Nora: I’m incredibly excited to be joining the Seattle Aquarium team and am passionate about our mission. I grew up in the area, going tidepooling and watching orcas from shore, and I am thrilled to be working with the Aquarium and its members to help protect this amazing and sensitive ecosystem. Aquariums offer a unique window into an underwater world that is not visible to everyone and help us connect the challenges facing our ocean to the animals and ecosystems both here in the Salish Sea and around the world. Conservation is at the core of what we do as an organization and I am excited to help raise our voice when it comes to the public policy that directly impacts the ocean which is the life support system of our planet.

Question: You recently worked with the Governor’s Orca Task Force. Can you tell us about that experience and some of what you learned?

Nora: Working with the task force, which held meetings all around the state, was incredibly rewarding and a great way to get a much deeper understanding of the challenges facing our orcas and the science supporting potential actions to help them recover. As the task force discussions made clear, there is not one single answer and all of us, including community members, businesses, and elected leaders will all have to make sacrifices to save this iconic species. It starts with protecting food sources and habitat and taking immediate steps to reduce vessel noise, but measures to address many other issues such as stormwater pollution and fish barrier removal also need to be part of a comprehensive plan.

Question: What should we be watching for this upcoming legislative session when it comes to orca-related policy?

Nora: In December, Governor Inslee released his proposed budget with $1.1 billion in investments over the next two years aimed at taking bold actions to save the southern resident orcas from extinction. Some of the changes that will be considered include adding funds to restore and protect crucial habitat for salmon, decreasing noise and disturbance from vessels, preventing oil spills and reducing pollution. The need is critical and urgent, and the Governor’s budget is an important step in the right direction. It is imperative that we pass science-based policies that can make a real difference, and I am excited for the Aquarium to be a leading voice in the process.

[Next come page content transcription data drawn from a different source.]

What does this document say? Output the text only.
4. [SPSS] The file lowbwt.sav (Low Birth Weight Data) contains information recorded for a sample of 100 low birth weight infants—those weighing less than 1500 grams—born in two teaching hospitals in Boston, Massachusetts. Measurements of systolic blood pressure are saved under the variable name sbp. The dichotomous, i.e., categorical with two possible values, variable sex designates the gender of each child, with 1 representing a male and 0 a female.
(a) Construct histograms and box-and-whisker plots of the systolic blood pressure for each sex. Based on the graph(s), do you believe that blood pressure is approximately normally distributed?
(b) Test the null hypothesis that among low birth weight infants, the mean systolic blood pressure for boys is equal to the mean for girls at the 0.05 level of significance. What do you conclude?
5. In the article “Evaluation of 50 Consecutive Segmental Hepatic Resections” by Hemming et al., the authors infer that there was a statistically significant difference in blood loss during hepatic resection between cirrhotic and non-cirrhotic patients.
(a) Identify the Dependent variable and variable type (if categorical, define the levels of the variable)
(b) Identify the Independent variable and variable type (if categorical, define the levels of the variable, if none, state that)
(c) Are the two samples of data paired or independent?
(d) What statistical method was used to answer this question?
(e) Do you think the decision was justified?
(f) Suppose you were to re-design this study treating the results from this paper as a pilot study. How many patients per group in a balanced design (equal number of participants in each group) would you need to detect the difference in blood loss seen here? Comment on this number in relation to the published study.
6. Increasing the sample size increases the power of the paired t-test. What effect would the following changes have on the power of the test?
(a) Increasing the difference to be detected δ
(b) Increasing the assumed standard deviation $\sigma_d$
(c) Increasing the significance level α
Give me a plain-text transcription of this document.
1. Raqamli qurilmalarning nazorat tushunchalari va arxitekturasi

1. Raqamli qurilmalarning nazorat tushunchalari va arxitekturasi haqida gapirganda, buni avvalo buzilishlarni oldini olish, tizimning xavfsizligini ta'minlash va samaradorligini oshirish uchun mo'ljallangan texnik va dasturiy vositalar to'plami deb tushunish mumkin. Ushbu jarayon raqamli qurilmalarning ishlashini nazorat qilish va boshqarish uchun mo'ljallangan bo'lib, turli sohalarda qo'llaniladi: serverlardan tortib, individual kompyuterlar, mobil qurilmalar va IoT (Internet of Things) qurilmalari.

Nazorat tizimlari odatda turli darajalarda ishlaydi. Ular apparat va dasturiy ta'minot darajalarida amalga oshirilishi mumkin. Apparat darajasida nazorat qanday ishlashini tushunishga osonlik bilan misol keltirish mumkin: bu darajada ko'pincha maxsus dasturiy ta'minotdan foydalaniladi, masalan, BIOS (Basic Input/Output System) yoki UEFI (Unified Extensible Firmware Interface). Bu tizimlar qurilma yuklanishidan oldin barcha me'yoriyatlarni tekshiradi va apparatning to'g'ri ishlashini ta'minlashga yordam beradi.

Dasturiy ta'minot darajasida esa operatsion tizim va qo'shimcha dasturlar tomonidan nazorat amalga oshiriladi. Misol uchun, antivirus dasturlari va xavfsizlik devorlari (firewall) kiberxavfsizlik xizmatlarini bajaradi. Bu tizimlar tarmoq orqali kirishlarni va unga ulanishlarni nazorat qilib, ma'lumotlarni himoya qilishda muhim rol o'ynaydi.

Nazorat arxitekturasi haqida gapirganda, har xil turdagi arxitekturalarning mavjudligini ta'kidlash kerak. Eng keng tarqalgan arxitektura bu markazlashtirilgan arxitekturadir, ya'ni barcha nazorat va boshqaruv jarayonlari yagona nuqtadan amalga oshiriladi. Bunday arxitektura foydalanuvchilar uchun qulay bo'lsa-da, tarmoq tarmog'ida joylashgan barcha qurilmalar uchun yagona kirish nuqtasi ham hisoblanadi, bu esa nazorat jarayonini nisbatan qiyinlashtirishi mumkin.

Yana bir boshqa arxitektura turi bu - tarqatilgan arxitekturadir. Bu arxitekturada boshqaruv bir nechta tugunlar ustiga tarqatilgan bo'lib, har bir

Question: What is something individuals can do to help advance these important policies?

Nora: In the coming months, we will be sharing ideas of actions that everyone can take. With the legislative session about to start, you can get involved today by calling your state legislators at 1-800-562-6000. Tell them that you want to see strong support for the Governor’s investments in orca and salmon recovery, and that it needs to be a top priority this year. The orcas are ailing, but we can all help!